In a later panel, Randolph Legg, a vice president of sales for drugmaker Boehringer Ingelheim, said there is a “trust gap” between the pharmaceut­ical industry and other health care sectors.

“As each presidenti­al candidate adds this to their speeches, it will put pressure on pharma,” Legg said. Other sectors also are feeling pressure.

“How do you measure the treatment and care you are providing?” said panelist Jeffrey Farber, chief medical officer and senior vice president for population health with the Mount Sinai Health System.

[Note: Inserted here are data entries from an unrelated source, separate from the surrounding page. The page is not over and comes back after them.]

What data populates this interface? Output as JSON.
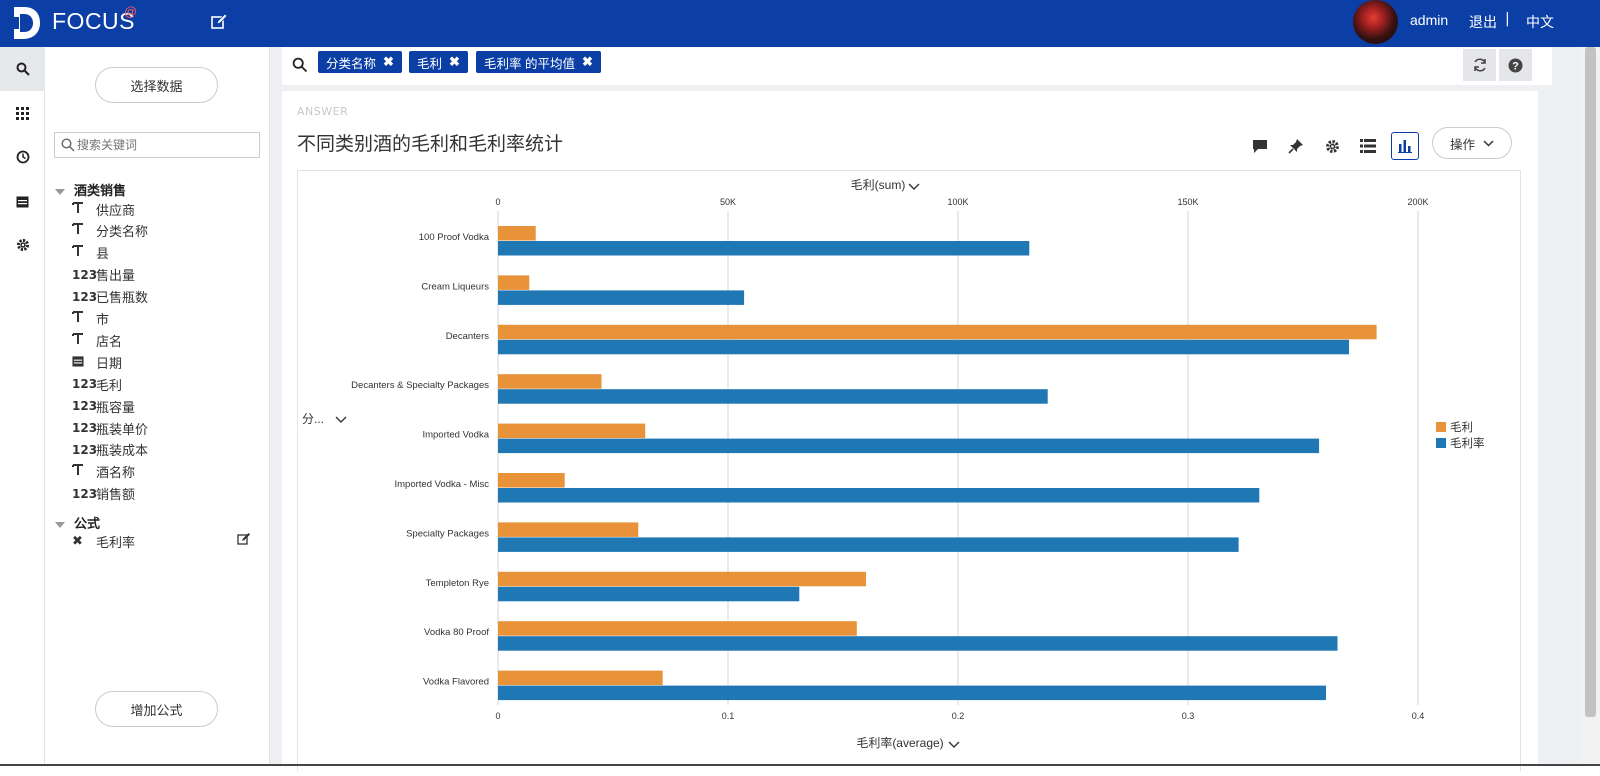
{
  "header": {
    "brand": "FOCUS",
    "brand_sup": "@",
    "username": "admin",
    "logout": "退出",
    "separator": "|",
    "language": "中文"
  },
  "iconbar": {
    "icons": [
      "search-icon",
      "apps-grid-icon",
      "clock-icon",
      "calendar-icon",
      "gear-icon"
    ]
  },
  "sidebar": {
    "select_data_button": "选择数据",
    "search_placeholder": "搜索关键词",
    "table_name": "酒类销售",
    "fields": [
      {
        "type": "T",
        "label": "供应商"
      },
      {
        "type": "T",
        "label": "分类名称"
      },
      {
        "type": "T",
        "label": "县"
      },
      {
        "type": "123",
        "label": "售出量"
      },
      {
        "type": "123",
        "label": "已售瓶数"
      },
      {
        "type": "T",
        "label": "市"
      },
      {
        "type": "T",
        "label": "店名"
      },
      {
        "type": "date",
        "label": "日期"
      },
      {
        "type": "123",
        "label": "毛利"
      },
      {
        "type": "123",
        "label": "瓶容量"
      },
      {
        "type": "123",
        "label": "瓶装单价"
      },
      {
        "type": "123",
        "label": "瓶装成本"
      },
      {
        "type": "T",
        "label": "酒名称"
      },
      {
        "type": "123",
        "label": "销售额"
      }
    ],
    "formula_group": "公式",
    "formulas": [
      {
        "label": "毛利率"
      }
    ],
    "add_formula_button": "增加公式"
  },
  "query": {
    "chips": [
      "分类名称",
      "毛利",
      "毛利率 的平均值"
    ],
    "chip_close": "✖"
  },
  "answer": {
    "label": "ANSWER",
    "title": "不同类别酒的毛利和毛利率统计",
    "operate_button": "操作"
  },
  "chart_data": {
    "type": "bar",
    "orientation": "horizontal",
    "categories": [
      "100 Proof Vodka",
      "Cream Liqueurs",
      "Decanters",
      "Decanters & Specialty Packages",
      "Imported Vodka",
      "Imported Vodka - Misc",
      "Specialty Packages",
      "Templeton Rye",
      "Vodka 80 Proof",
      "Vodka Flavored"
    ],
    "series": [
      {
        "name": "毛利",
        "axis": "top",
        "color": "#e8923a",
        "values": [
          8200,
          6800,
          191000,
          22500,
          32000,
          14500,
          30500,
          80000,
          78000,
          35800
        ]
      },
      {
        "name": "毛利率",
        "axis": "bottom",
        "color": "#1f77b4",
        "values": [
          0.231,
          0.107,
          0.37,
          0.239,
          0.357,
          0.331,
          0.322,
          0.131,
          0.365,
          0.36
        ]
      }
    ],
    "top_axis": {
      "label": "毛利(sum)",
      "ticks": [
        "0",
        "50K",
        "100K",
        "150K",
        "200K"
      ],
      "range": [
        0,
        200000
      ]
    },
    "bottom_axis": {
      "label": "毛利率(average)",
      "ticks": [
        "0",
        "0.1",
        "0.2",
        "0.3",
        "0.4"
      ],
      "range": [
        0,
        0.4
      ]
    },
    "y_axis_label": "分...",
    "legend": [
      "毛利",
      "毛利率"
    ],
    "legend_position": "right",
    "grid": true
  }
}
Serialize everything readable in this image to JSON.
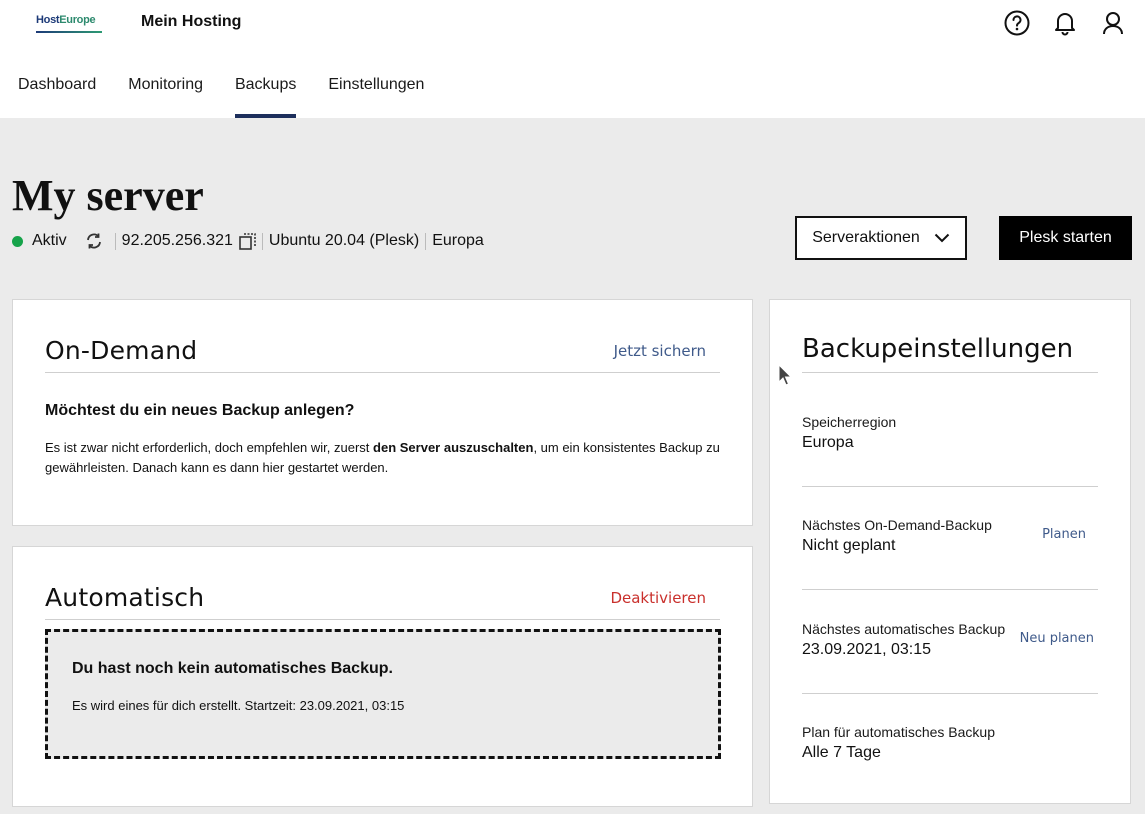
{
  "header": {
    "logo_host": "Host",
    "logo_europe": "Europe",
    "app_title": "Mein Hosting",
    "icons": [
      "help-icon",
      "bell-icon",
      "user-icon"
    ]
  },
  "tabs": [
    {
      "label": "Dashboard"
    },
    {
      "label": "Monitoring"
    },
    {
      "label": "Backups",
      "active": true
    },
    {
      "label": "Einstellungen"
    }
  ],
  "server": {
    "title": "My server",
    "status": "Aktiv",
    "status_color": "#16a34a",
    "ip": "92.205.256.321",
    "os": "Ubuntu 20.04 (Plesk)",
    "region": "Europa"
  },
  "actions": {
    "server_actions": "Serveraktionen",
    "plesk": "Plesk starten"
  },
  "ondemand": {
    "title": "On-Demand",
    "action": "Jetzt sichern",
    "question": "Möchtest du ein neues Backup anlegen?",
    "desc_pre": "Es ist zwar nicht erforderlich, doch empfehlen wir, zuerst ",
    "desc_bold": "den Server auszuschalten",
    "desc_post": ", um ein konsistentes Backup zu gewährleisten. Danach kann es dann hier gestartet werden."
  },
  "automatic": {
    "title": "Automatisch",
    "action": "Deaktivieren",
    "empty_title": "Du hast noch kein automatisches Backup.",
    "empty_text": "Es wird eines für dich erstellt. Startzeit: 23.09.2021, 03:15"
  },
  "settings": {
    "title": "Backupeinstellungen",
    "items": [
      {
        "label": "Speicherregion",
        "value": "Europa",
        "action": ""
      },
      {
        "label": "Nächstes On-Demand-Backup",
        "value": "Nicht geplant",
        "action": "Planen"
      },
      {
        "label": "Nächstes automatisches Backup",
        "value": "23.09.2021, 03:15",
        "action": "Neu planen"
      },
      {
        "label": "Plan für automatisches Backup",
        "value": "Alle 7 Tage",
        "action": ""
      }
    ]
  }
}
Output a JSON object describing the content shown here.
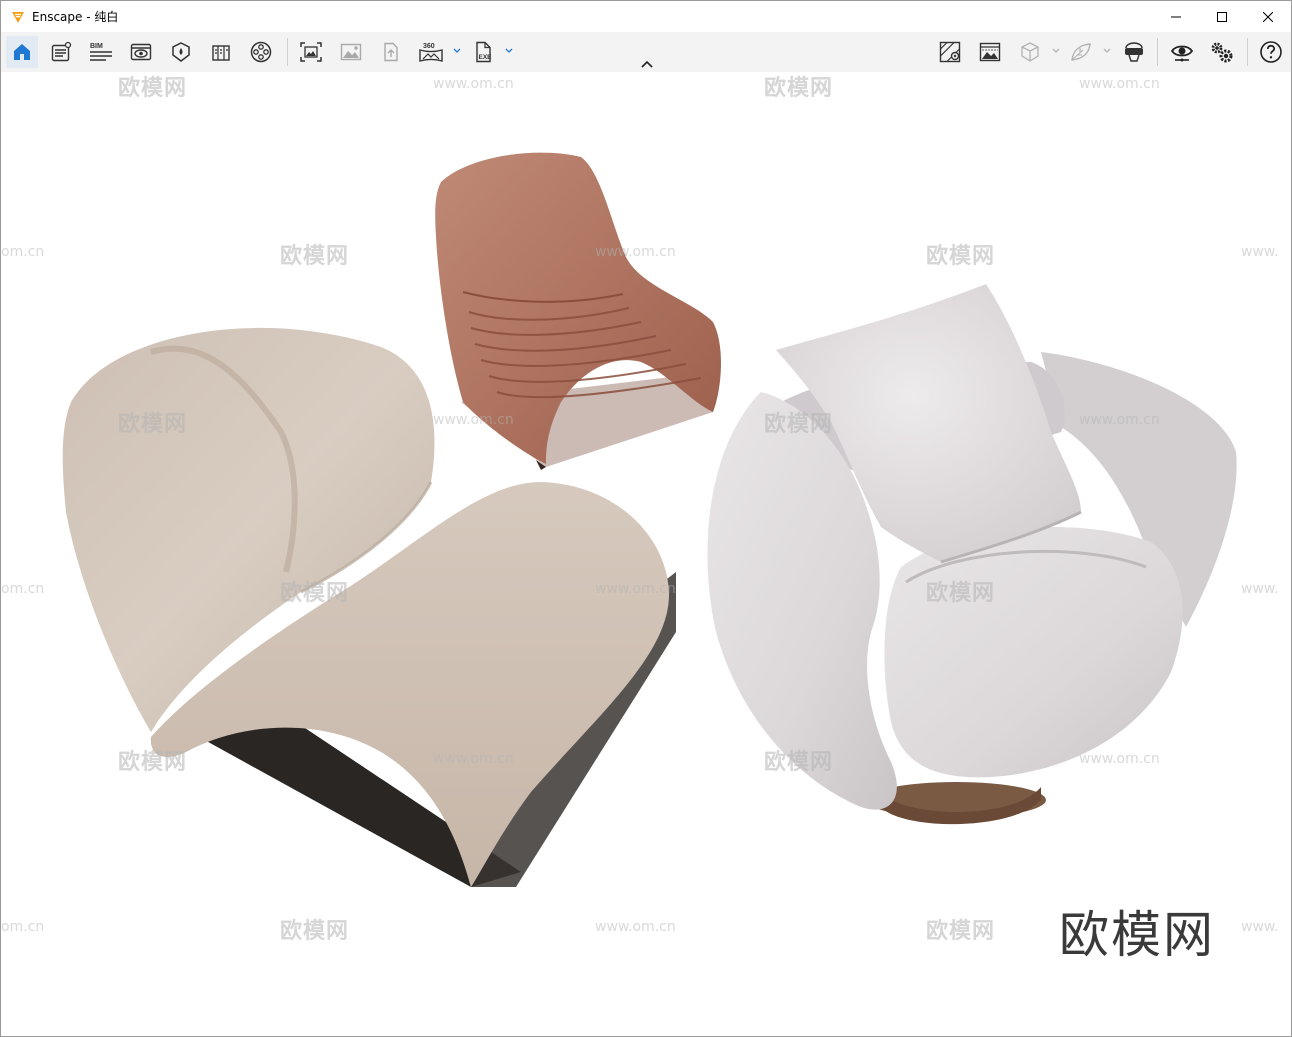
{
  "window": {
    "title": "Enscape - 纯白",
    "brand_color": "#f7a11a"
  },
  "toolbar": {
    "left_tools": [
      {
        "icon": "home-icon",
        "active": true
      },
      {
        "icon": "visual-settings-icon"
      },
      {
        "icon": "bim-icon",
        "label": "BIM"
      },
      {
        "icon": "views-icon"
      },
      {
        "icon": "materials-icon"
      },
      {
        "icon": "asset-library-icon"
      },
      {
        "icon": "video-editor-icon"
      },
      {
        "icon": "screenshot-icon"
      },
      {
        "icon": "gallery-icon"
      },
      {
        "icon": "upload-icon"
      },
      {
        "icon": "panorama-360-icon",
        "label": "360"
      },
      {
        "icon": "export-exe-icon",
        "label": "EXE"
      }
    ],
    "right_tools": [
      {
        "icon": "site-context-icon"
      },
      {
        "icon": "atmosphere-icon"
      },
      {
        "icon": "section-cube-icon"
      },
      {
        "icon": "leaf-icon"
      },
      {
        "icon": "vr-headset-icon"
      },
      {
        "icon": "eye-icon"
      },
      {
        "icon": "settings-icon"
      },
      {
        "icon": "help-icon"
      }
    ]
  },
  "viewport": {
    "watermark_text": "欧模网",
    "watermark_url": "www.om.cn",
    "watermark_partial_url": "om.cn",
    "watermark_partial_url_right": "www.",
    "corner_logo_text": "欧模网"
  }
}
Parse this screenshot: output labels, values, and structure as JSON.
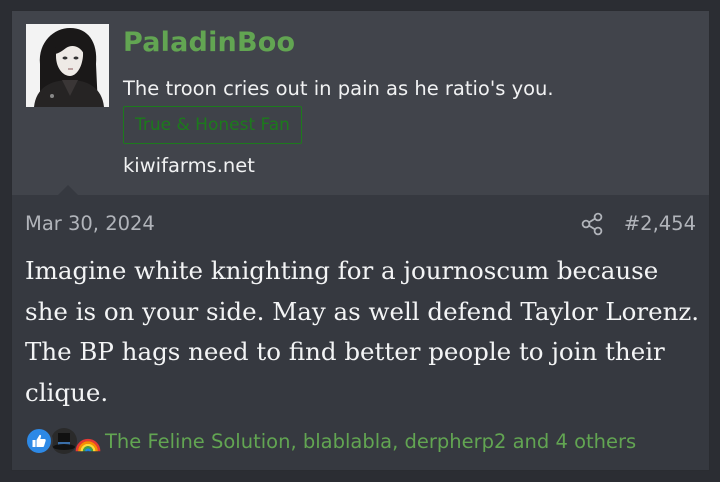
{
  "user": {
    "username": "PaladinBoo",
    "title": "The troon cries out in pain as he ratio's you.",
    "banner": "True & Honest Fan",
    "site": "kiwifarms.net"
  },
  "post": {
    "date": "Mar 30, 2024",
    "number": "#2,454",
    "message": "Imagine white knighting for a journoscum because she is on your side. May as well defend Taylor Lorenz. The BP hags need to find better people to join their clique."
  },
  "reactions": {
    "icons": [
      "thumbs-up-icon",
      "top-hat-icon",
      "rainbow-icon"
    ],
    "text": "The Feline Solution, blablabla, derpherp2 and 4 others"
  },
  "colors": {
    "accent": "#62a552",
    "banner": "#1c7a1c",
    "like": "#2d89e6"
  }
}
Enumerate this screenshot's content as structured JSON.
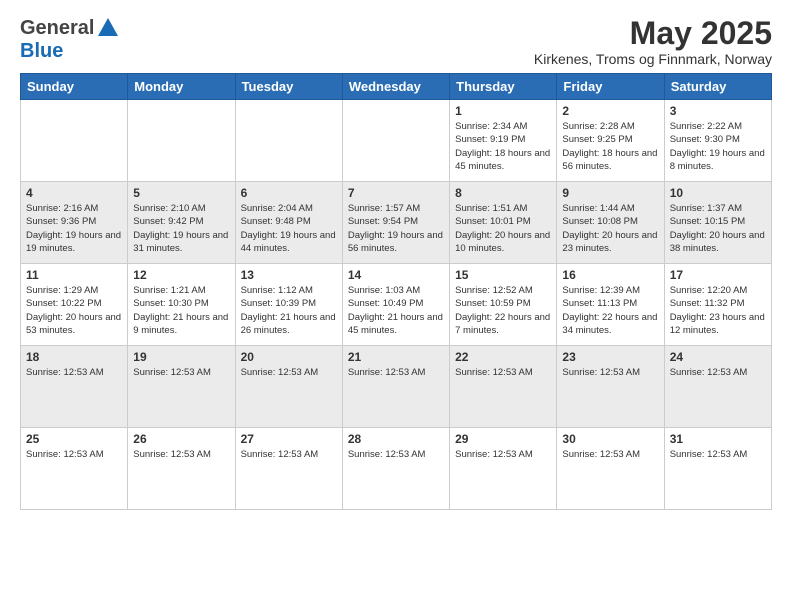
{
  "header": {
    "logo_general": "General",
    "logo_blue": "Blue",
    "month_year": "May 2025",
    "location": "Kirkenes, Troms og Finnmark, Norway"
  },
  "days_of_week": [
    "Sunday",
    "Monday",
    "Tuesday",
    "Wednesday",
    "Thursday",
    "Friday",
    "Saturday"
  ],
  "weeks": [
    {
      "alt": false,
      "days": [
        {
          "num": "",
          "info": ""
        },
        {
          "num": "",
          "info": ""
        },
        {
          "num": "",
          "info": ""
        },
        {
          "num": "",
          "info": ""
        },
        {
          "num": "1",
          "info": "Sunrise: 2:34 AM\nSunset: 9:19 PM\nDaylight: 18 hours and 45 minutes."
        },
        {
          "num": "2",
          "info": "Sunrise: 2:28 AM\nSunset: 9:25 PM\nDaylight: 18 hours and 56 minutes."
        },
        {
          "num": "3",
          "info": "Sunrise: 2:22 AM\nSunset: 9:30 PM\nDaylight: 19 hours and 8 minutes."
        }
      ]
    },
    {
      "alt": true,
      "days": [
        {
          "num": "4",
          "info": "Sunrise: 2:16 AM\nSunset: 9:36 PM\nDaylight: 19 hours and 19 minutes."
        },
        {
          "num": "5",
          "info": "Sunrise: 2:10 AM\nSunset: 9:42 PM\nDaylight: 19 hours and 31 minutes."
        },
        {
          "num": "6",
          "info": "Sunrise: 2:04 AM\nSunset: 9:48 PM\nDaylight: 19 hours and 44 minutes."
        },
        {
          "num": "7",
          "info": "Sunrise: 1:57 AM\nSunset: 9:54 PM\nDaylight: 19 hours and 56 minutes."
        },
        {
          "num": "8",
          "info": "Sunrise: 1:51 AM\nSunset: 10:01 PM\nDaylight: 20 hours and 10 minutes."
        },
        {
          "num": "9",
          "info": "Sunrise: 1:44 AM\nSunset: 10:08 PM\nDaylight: 20 hours and 23 minutes."
        },
        {
          "num": "10",
          "info": "Sunrise: 1:37 AM\nSunset: 10:15 PM\nDaylight: 20 hours and 38 minutes."
        }
      ]
    },
    {
      "alt": false,
      "days": [
        {
          "num": "11",
          "info": "Sunrise: 1:29 AM\nSunset: 10:22 PM\nDaylight: 20 hours and 53 minutes."
        },
        {
          "num": "12",
          "info": "Sunrise: 1:21 AM\nSunset: 10:30 PM\nDaylight: 21 hours and 9 minutes."
        },
        {
          "num": "13",
          "info": "Sunrise: 1:12 AM\nSunset: 10:39 PM\nDaylight: 21 hours and 26 minutes."
        },
        {
          "num": "14",
          "info": "Sunrise: 1:03 AM\nSunset: 10:49 PM\nDaylight: 21 hours and 45 minutes."
        },
        {
          "num": "15",
          "info": "Sunrise: 12:52 AM\nSunset: 10:59 PM\nDaylight: 22 hours and 7 minutes."
        },
        {
          "num": "16",
          "info": "Sunrise: 12:39 AM\nSunset: 11:13 PM\nDaylight: 22 hours and 34 minutes."
        },
        {
          "num": "17",
          "info": "Sunrise: 12:20 AM\nSunset: 11:32 PM\nDaylight: 23 hours and 12 minutes."
        }
      ]
    },
    {
      "alt": true,
      "days": [
        {
          "num": "18",
          "info": "Sunrise: 12:53 AM"
        },
        {
          "num": "19",
          "info": "Sunrise: 12:53 AM"
        },
        {
          "num": "20",
          "info": "Sunrise: 12:53 AM"
        },
        {
          "num": "21",
          "info": "Sunrise: 12:53 AM"
        },
        {
          "num": "22",
          "info": "Sunrise: 12:53 AM"
        },
        {
          "num": "23",
          "info": "Sunrise: 12:53 AM"
        },
        {
          "num": "24",
          "info": "Sunrise: 12:53 AM"
        }
      ]
    },
    {
      "alt": false,
      "days": [
        {
          "num": "25",
          "info": "Sunrise: 12:53 AM"
        },
        {
          "num": "26",
          "info": "Sunrise: 12:53 AM"
        },
        {
          "num": "27",
          "info": "Sunrise: 12:53 AM"
        },
        {
          "num": "28",
          "info": "Sunrise: 12:53 AM"
        },
        {
          "num": "29",
          "info": "Sunrise: 12:53 AM"
        },
        {
          "num": "30",
          "info": "Sunrise: 12:53 AM"
        },
        {
          "num": "31",
          "info": "Sunrise: 12:53 AM"
        }
      ]
    }
  ]
}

Other wealthy nations have nationaliz­ed health care, which cancels out some of the sector competitio­n that exists in America. Those sectors—hospitals, private insurers, doctor groups, pharmacy benefit managers, and drugmakers—are being pushed by public and private policymake­rs to show evidence of long-term value and improve overall patient outcomes at lower cost.

But the drive for revenue and profit gets in the way because data collection, for example, is still laborious and inconsiste­nt, and not a moneymaker for some sectors. And who is at fault, and doesn’t get paid, if patients don’t take their medicine and their conditions worsen?

Drugmakers and doctors often blame insurers and pharmacy benefit managers, which are for-profit companies paid to negotiate and administer pharmacy benefit plans. Insurance and PBM consolidat­ion has increased the leverage of the remaining companies.

“Using that leveraged clout to negotiate traditiona­l rebate agreements (with drug companies) is a much more efficient model than trying to agree on measures over time, through multiple years, and determine through actuaries how much risk is on the manufactur­er versus the health plan or PBM,” Millar said. “A lot of these ideas which are innovative and seem attractive collapse of their own weight when you get to operationa­l dynamics.”